My Grandmamma was raised on a reservation
My Great-grandmamma was, from a plantation.
They sang songs for inspiration
They sang songs for relaxation
Enough time has elapsed for opinions to be formed of debatably the most important track on this record. Rock ‘N’ Roll has been dubbed ‘overtly black’, ‘racist’, ‘and excessive’. Opinions such as these are detrimental in the understanding of the artists’ direction with a track like
Rock ‘N’ Roll. This is a piece that Bey as an artist felt the absolute need to create. This is the artist challenging what he believes to be a part of him stolen away. This is the artist fighting to take back what he believes to be his. Then, not only to reinforce his thought on the matter but to cement it into reality Psycho Les of The Beatnuts fame shifts production and he and Bey deliver an aggressive explosion of hidden musicality that could be used to describe the essence of rock ‘n’ roll and especially punk rock itself.

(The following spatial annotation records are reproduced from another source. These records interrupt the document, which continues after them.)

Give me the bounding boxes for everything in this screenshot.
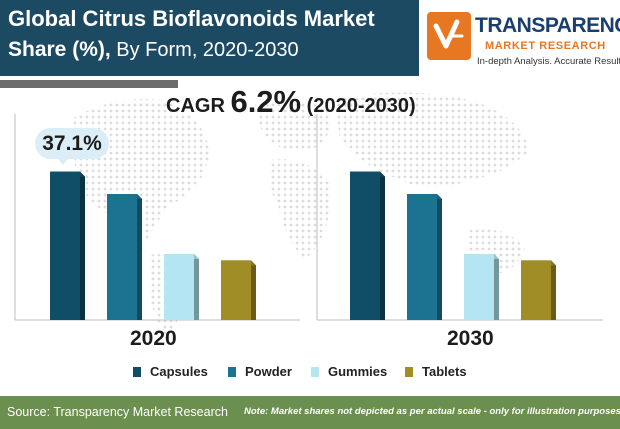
bar-face-2020-powder (107, 194, 137, 320)
title-divider (0, 80, 178, 88)
legend: Capsules Powder Gummies Tablets (0, 364, 620, 386)
data-label-2020-capsules: 37.1% (35, 128, 109, 159)
x-tick-label-2020: 2020 (130, 327, 177, 350)
bar-face-2020-capsules (50, 171, 80, 320)
bar-face-2020-gummies (164, 254, 194, 320)
logo-tagline: In-depth Analysis. Accurate Results (477, 56, 620, 67)
cagr-callout: CAGR 6.2% (2020-2030) (166, 84, 416, 120)
chart-subtitle: Share (%), By Form, 2020-2030 (8, 38, 299, 62)
cagr-period: (2020-2030) (301, 95, 416, 117)
logo-subtitle: MARKET RESEARCH (485, 40, 606, 52)
bar-side-2020-capsules (80, 171, 85, 320)
data-label-pointer (56, 157, 70, 165)
bar-side-2030-gummies (494, 254, 499, 320)
legend-swatch-tablets (405, 366, 413, 377)
bar-side-2020-powder (137, 194, 142, 320)
bar-2020-gummies (164, 254, 199, 320)
bar-2030-tablets (521, 260, 556, 320)
legend-item-capsules: Capsules (133, 364, 208, 379)
legend-label-powder: Powder (245, 364, 292, 379)
legend-swatch-capsules (133, 366, 141, 377)
x-tick-label-2030: 2030 (447, 327, 494, 350)
legend-item-gummies: Gummies (311, 364, 387, 379)
legend-label-capsules: Capsules (150, 364, 208, 379)
bar-2020-powder (107, 194, 142, 320)
chart-title: Global Citrus Bioflavonoids Market (8, 6, 375, 31)
bar-side-2030-powder (437, 194, 442, 320)
bar-2030-gummies (464, 254, 499, 320)
legend-label-gummies: Gummies (328, 364, 388, 379)
bar-face-2020-tablets (221, 260, 251, 320)
footer-bar: Source: Transparency Market Research Not… (0, 396, 620, 429)
bar-2030-powder (407, 194, 442, 320)
bar-face-2030-gummies (464, 254, 494, 320)
legend-label-tablets: Tablets (422, 364, 467, 379)
chart-title-part2: Share (%), (8, 38, 111, 61)
cagr-value: 6.2% (230, 84, 302, 119)
logo-mark-icon (427, 12, 471, 60)
legend-item-powder: Powder (228, 364, 292, 379)
legend-item-tablets: Tablets (405, 364, 467, 379)
bar-face-2030-capsules (350, 171, 380, 320)
bars-group (50, 171, 556, 320)
legend-swatch-powder (228, 366, 236, 377)
bar-face-2030-tablets (521, 260, 551, 320)
company-logo: TRANSPARENCY MARKET RESEARCH In-depth An… (425, 6, 620, 72)
source-text: Source: Transparency Market Research (7, 405, 228, 419)
bar-side-2030-capsules (380, 171, 385, 320)
title-banner: Global Citrus Bioflavonoids Market Share… (0, 0, 419, 76)
chart-subtitle-rest: By Form, 2020-2030 (110, 39, 299, 61)
legend-swatch-gummies (311, 366, 319, 377)
bar-side-2020-gummies (194, 254, 199, 320)
bar-side-2020-tablets (251, 260, 256, 320)
bar-face-2030-powder (407, 194, 437, 320)
cagr-label: CAGR (166, 95, 231, 117)
bar-side-2030-tablets (551, 260, 556, 320)
bar-2020-tablets (221, 260, 256, 320)
bar-2030-capsules (350, 171, 385, 320)
logo-name: TRANSPARENCY (475, 14, 620, 37)
note-text: Note: Market shares not depicted as per … (244, 406, 620, 417)
bar-2020-capsules (50, 171, 85, 320)
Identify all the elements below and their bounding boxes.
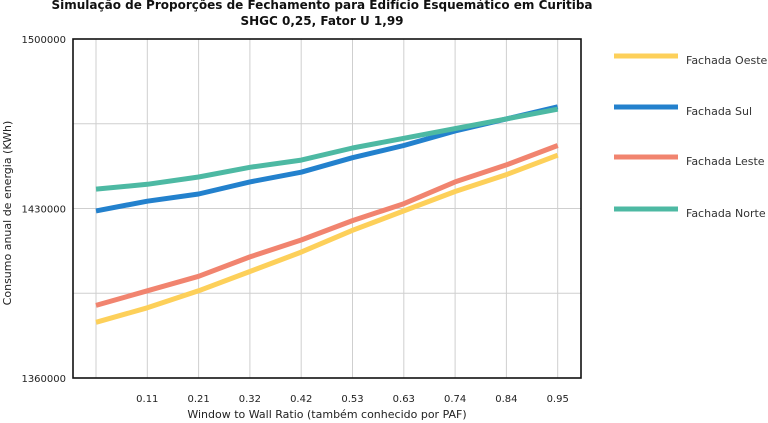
chart-title: Simulação de Proporções de Fechamento pa…: [51, 0, 592, 12]
y-axis-ticks: 1500000 1430000 1360000: [21, 35, 66, 385]
y-axis-label: Consumo anual de energia (KWh): [1, 121, 14, 306]
x-tick-label: 0.63: [393, 394, 415, 405]
grid: [73, 38, 581, 379]
x-tick-label: 0.95: [547, 394, 569, 405]
legend-label: Fachada Norte: [686, 207, 766, 220]
x-tick-label: 0.84: [495, 394, 517, 405]
x-tick-label: 0.32: [239, 394, 261, 405]
x-tick-label: 0.11: [136, 394, 158, 405]
legend: Fachada Oeste Fachada Sul Fachada Leste Fac…: [614, 53, 768, 220]
plot-area-border: [72, 38, 582, 379]
series-line-fachada-norte: [95, 106, 559, 192]
x-tick-label: 0.21: [187, 394, 209, 405]
chart-subtitle: SHGC 0,25, Fator U 1,99: [240, 14, 403, 28]
series-line-fachada-leste: [95, 143, 559, 308]
y-tick-label: 1360000: [21, 374, 66, 385]
legend-label: Fachada Leste: [686, 155, 765, 168]
x-axis-ticks: 0.11 0.21 0.32 0.42 0.53 0.63 0.74 0.84 0.95: [136, 394, 569, 405]
series-line-fachada-oeste: [95, 152, 559, 325]
legend-label: Fachada Oeste: [686, 54, 768, 67]
y-tick-label: 1430000: [21, 205, 66, 216]
x-axis-label: Window to Wall Ratio (também conhecido p…: [187, 408, 466, 421]
y-tick-label: 1500000: [21, 35, 66, 46]
legend-label: Fachada Sul: [686, 105, 752, 118]
x-tick-label: 0.74: [444, 394, 466, 405]
x-tick-label: 0.53: [341, 394, 363, 405]
x-tick-label: 0.42: [290, 394, 312, 405]
series-lines: [95, 104, 559, 325]
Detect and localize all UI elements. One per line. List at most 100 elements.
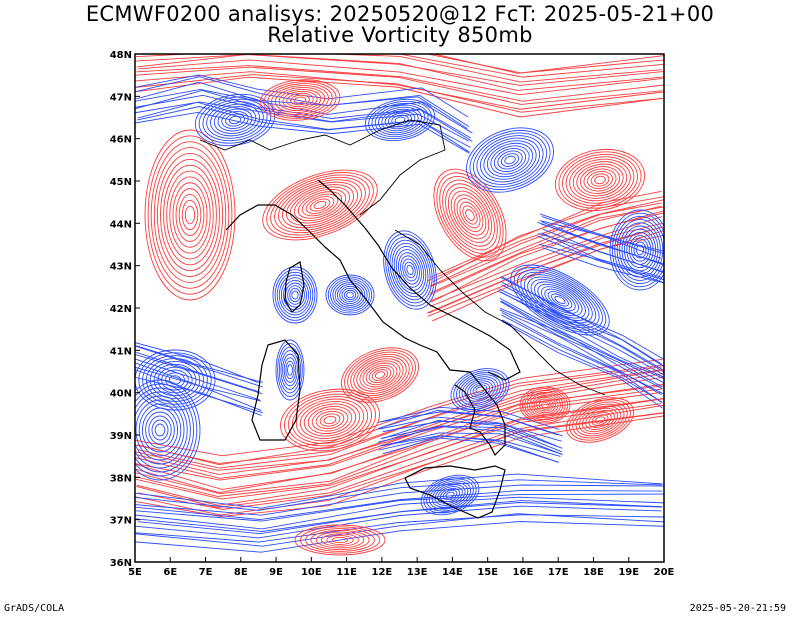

The songs on the record that are important to the artist and thus important to the listeners experience overall is apparent in the passion injected into half of these songs (
Brooklyn, Mathematics, Rock ‘N’ Roll, Hip-Hop) are supplemented with not filler tracks, but instead a satisfyingly complete instrumental closing track and an invigorating opening speech. Black on Both Sides is as much of an album as it is documentation. It’s documentation of the solidifying of the shift of hip-hop from the violence and drug culture that traveled along with it in the 90s. It was the fresh start that hip-hop deserved, whether anything cultivated immediately following it was redundant. The artists’ message was clear, take your ammunition and stop pointing at your own army.